How The New Secure Flight Rules Affect Your Dive Travel Business

Tuesday, October 28, 2008

(Dive Travel Business News - October 28, 2008) -- The U.S. Department of Homeland Security (DHS) has issued its Final Rule on Secure Flight. This rule shifts pre-departure watch list matching responsibilities from individual airlines to the Transportation Security Administration (TSA), which is one of the key recommendation of the 9/11 Commission.  By bringing watch list matching responsibilities in-house, TSA hopes to reduce misidentifications when a traveler's name is similar to one found on a watch list.

Travel Professionals providing air travel arrangements for their clients will have to collect Secure Flight Information from each prospective air traveler. If this information is not provided, a boarding pass cannot be printed.
There are four mandatory facts to collect:

(1) full name as it appears on the government issued ID they plan to use at the airport security checkpoint
(2) date of birth
(3) gender
(4) Redress Number (if the person has one)*

*  A Redress Number is obtained from DHS when a passenger has had identification issues related to the terrorist watch lists but is not in fact a terrorist. A traveler obtains a Redress Number from DHS following problems getting through security. Applying for such a number is the passenger's responsibility, not the travel agent. It is alright if a passenger, when asked, says "I don't have one." Additional information regarding the DHS' Redress program can be found at DHS online.

Agents are not required to verify or otherwise validate the accuracy of Secure Flight information provided by a client. A passenger's Secure Flight information must be provided no later than 72 hours prior to the scheduled departure time, unless the reservation is made within 72 hours of the scheduled departure time, in which case it must be collected at the time of booking.

The new rule will begin with a soft launch in early 2009, at which point some airlines can begin forwarding domestic data to TSA. Airlines will be brought into Secure Flight individually over time and should issue directions to booking agents. During this time booking agents will only be collecting Secure Flight information for domestic flights. The Global Distribution Systems (GDS) have not yet announced procedures for travel agents to use when collecting the additional data elements.
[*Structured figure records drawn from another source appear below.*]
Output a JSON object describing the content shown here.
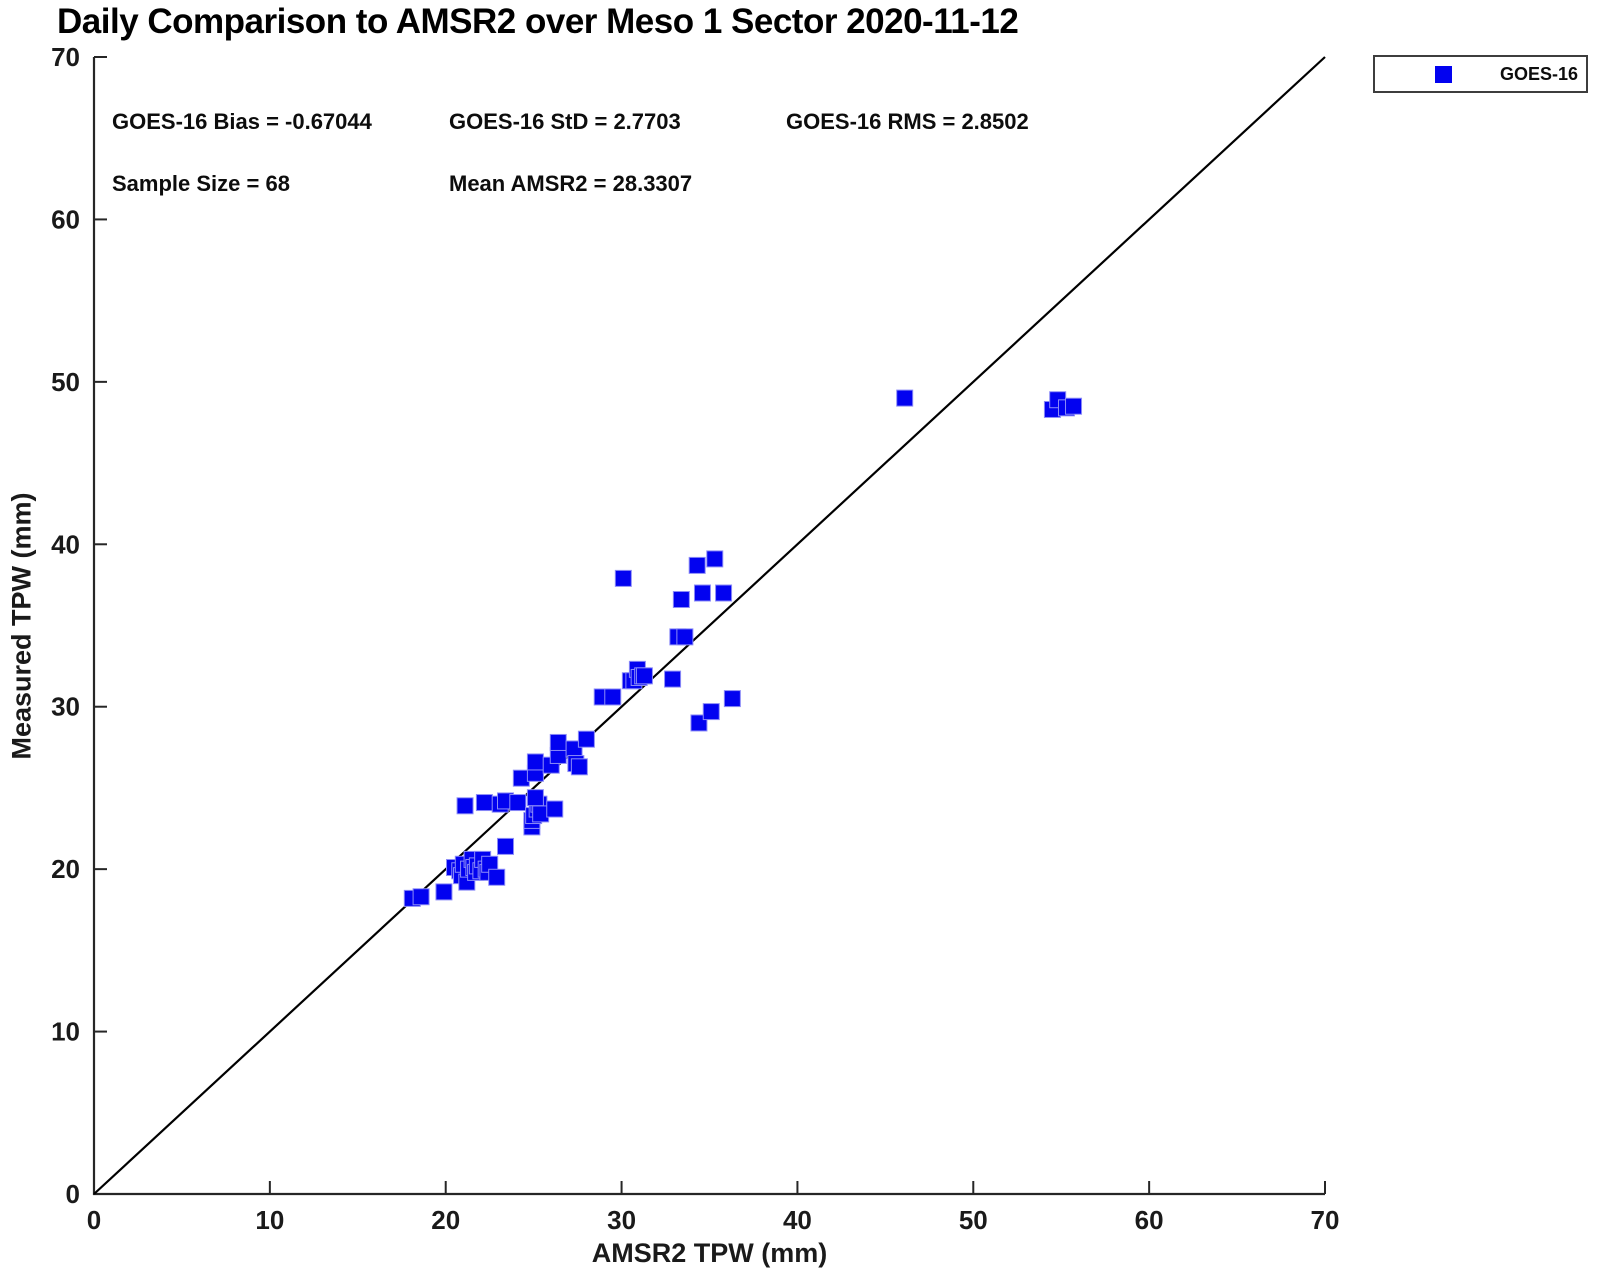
{
  "title": "Daily Comparison to AMSR2 over Meso 1 Sector 2020-11-12",
  "stats": {
    "bias": "GOES-16 Bias = -0.67044",
    "std": "GOES-16 StD = 2.7703",
    "rms": "GOES-16 RMS = 2.8502",
    "sample_size": "Sample Size = 68",
    "mean_amsr2": "Mean AMSR2 = 28.3307"
  },
  "legend": {
    "position": "top-right",
    "entries": [
      {
        "label": "GOES-16",
        "marker": "square",
        "color": "#0202f0"
      }
    ]
  },
  "chart_data": {
    "type": "scatter",
    "title": "Daily Comparison to AMSR2 over Meso 1 Sector 2020-11-12",
    "xlabel": "AMSR2 TPW (mm)",
    "ylabel": "Measured TPW (mm)",
    "xlim": [
      0,
      70
    ],
    "ylim": [
      0,
      70
    ],
    "xticks": [
      0,
      10,
      20,
      30,
      40,
      50,
      60,
      70
    ],
    "yticks": [
      0,
      10,
      20,
      30,
      40,
      50,
      60,
      70
    ],
    "grid": false,
    "legend_position": "top-right-outside",
    "reference_line": {
      "type": "1:1",
      "from": [
        0,
        0
      ],
      "to": [
        70,
        70
      ],
      "color": "#000000"
    },
    "series": [
      {
        "name": "GOES-16",
        "marker": "square",
        "color": "#0202f0",
        "edge_color": "#8c8cf7",
        "points": [
          [
            18.1,
            18.2
          ],
          [
            18.6,
            18.3
          ],
          [
            19.9,
            18.6
          ],
          [
            20.5,
            20.1
          ],
          [
            20.8,
            19.9
          ],
          [
            20.9,
            19.6
          ],
          [
            21.0,
            20.3
          ],
          [
            21.2,
            19.2
          ],
          [
            21.3,
            20.0
          ],
          [
            21.5,
            20.6
          ],
          [
            21.6,
            20.1
          ],
          [
            21.7,
            19.8
          ],
          [
            21.8,
            20.2
          ],
          [
            22.0,
            19.9
          ],
          [
            22.1,
            20.6
          ],
          [
            22.3,
            20.0
          ],
          [
            22.4,
            19.8
          ],
          [
            22.5,
            20.3
          ],
          [
            22.9,
            19.5
          ],
          [
            23.4,
            21.4
          ],
          [
            21.1,
            23.9
          ],
          [
            22.2,
            24.1
          ],
          [
            23.1,
            24.0
          ],
          [
            23.4,
            24.2
          ],
          [
            24.1,
            24.1
          ],
          [
            24.9,
            22.6
          ],
          [
            24.9,
            23.0
          ],
          [
            25.0,
            23.3
          ],
          [
            25.2,
            23.7
          ],
          [
            25.3,
            24.0
          ],
          [
            25.4,
            23.4
          ],
          [
            26.2,
            23.7
          ],
          [
            25.1,
            24.4
          ],
          [
            24.3,
            25.6
          ],
          [
            25.1,
            25.9
          ],
          [
            25.1,
            26.6
          ],
          [
            26.0,
            26.4
          ],
          [
            26.4,
            27.0
          ],
          [
            26.4,
            27.8
          ],
          [
            27.3,
            27.4
          ],
          [
            27.4,
            26.5
          ],
          [
            27.6,
            26.3
          ],
          [
            28.0,
            28.0
          ],
          [
            28.9,
            30.6
          ],
          [
            29.5,
            30.6
          ],
          [
            30.5,
            31.6
          ],
          [
            30.7,
            31.6
          ],
          [
            30.9,
            32.3
          ],
          [
            31.0,
            31.8
          ],
          [
            31.2,
            31.9
          ],
          [
            31.3,
            31.9
          ],
          [
            32.9,
            31.7
          ],
          [
            33.2,
            34.3
          ],
          [
            33.6,
            34.3
          ],
          [
            34.4,
            29.0
          ],
          [
            35.1,
            29.7
          ],
          [
            36.3,
            30.5
          ],
          [
            30.1,
            37.9
          ],
          [
            34.3,
            38.7
          ],
          [
            35.3,
            39.1
          ],
          [
            33.4,
            36.6
          ],
          [
            34.6,
            37.0
          ],
          [
            35.8,
            37.0
          ],
          [
            46.1,
            49.0
          ],
          [
            54.5,
            48.3
          ],
          [
            54.8,
            48.9
          ],
          [
            55.3,
            48.4
          ],
          [
            55.7,
            48.5
          ]
        ]
      }
    ]
  }
}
The GDSs will be responsible for informing Travel Agents about where to put the information in the Passenger Name Record.

A full implementation of Secure Flight will begin around September 2009, when the program would assume, from U.S. Customs and Border Protection and the international air carriers, the watch list matching function for passengers on international flights.

To be on the safe side, plan now how you are going to update any client profiles you keep. Profiles that pre-populate booking screens can eliminate the need to ask repeat clients the same Secure Flight questions every time they book: If you do not have the capability to store Secure Flight information electronically without having to be re-entered for future bookings, you will have to ask for the Secure Flight information each time repetitiive bookings are made by the same passenger.

Giving the Secure Flight information is not optional. If a client refuses to provide Secure Flight Information, a booking agent can make the booking anyway, but you should tell the passenger that she will not be able to get a boarding pass either at home or at the airport until the information has been provided. It is also wise to make a note in the client record of the client's refusal to provide this information to you.

If a non-airline travel provider has an online booking capability for taking reservations from an airline, then Secure Flight has a privacy notice requirement: If your website has a booking engine, Secure Flight requires specific language (see below) to be displayed on your website but this requirement can also be satisfied by posting a link to the TSA website.The Privacy Policy reads as follows:

"The Transportation Security Administration of the U.S. Department of Homeland Security requires us to collect information from you for purposes of watch list screening, under the authority of 49 U.S.C. section 114, and the Intelligence Reform and Terrorism Prevention Act of 2004. Providing this information is voluntary; however, if it is not provided, you may be subject to additional screening or denied transport or authorization to enter a sterile area. TSA may share information you provide with law enforcement or intelligence agencies or others under its published system of records notice. For more on TSA Privacy policies, or to view the system of records notice and the privacy impact assessment, please see TSA's Web site at www.tsa.gov."

Travel agents and booking agents are not required to provide the Secure Flight Privacy Notice in telephone, personal or other non-Internet based contacts with prospective air travelers. If your Web site is just information about the agency and its services, but does not have a booking engine facility, you are not required by the rules to display the privacy notice. However, Agents are free to inform consumers that the request for this personal information is a requirement of the federal government for security purposes.

Secure Flight will not alter the way group space is booked (without listing all travelers' names). Reservations may be accepted without all of the Secure Flight information, but airlines may not request a boarding pass approval from TSA until the Secure Flight information of each passenger is provided.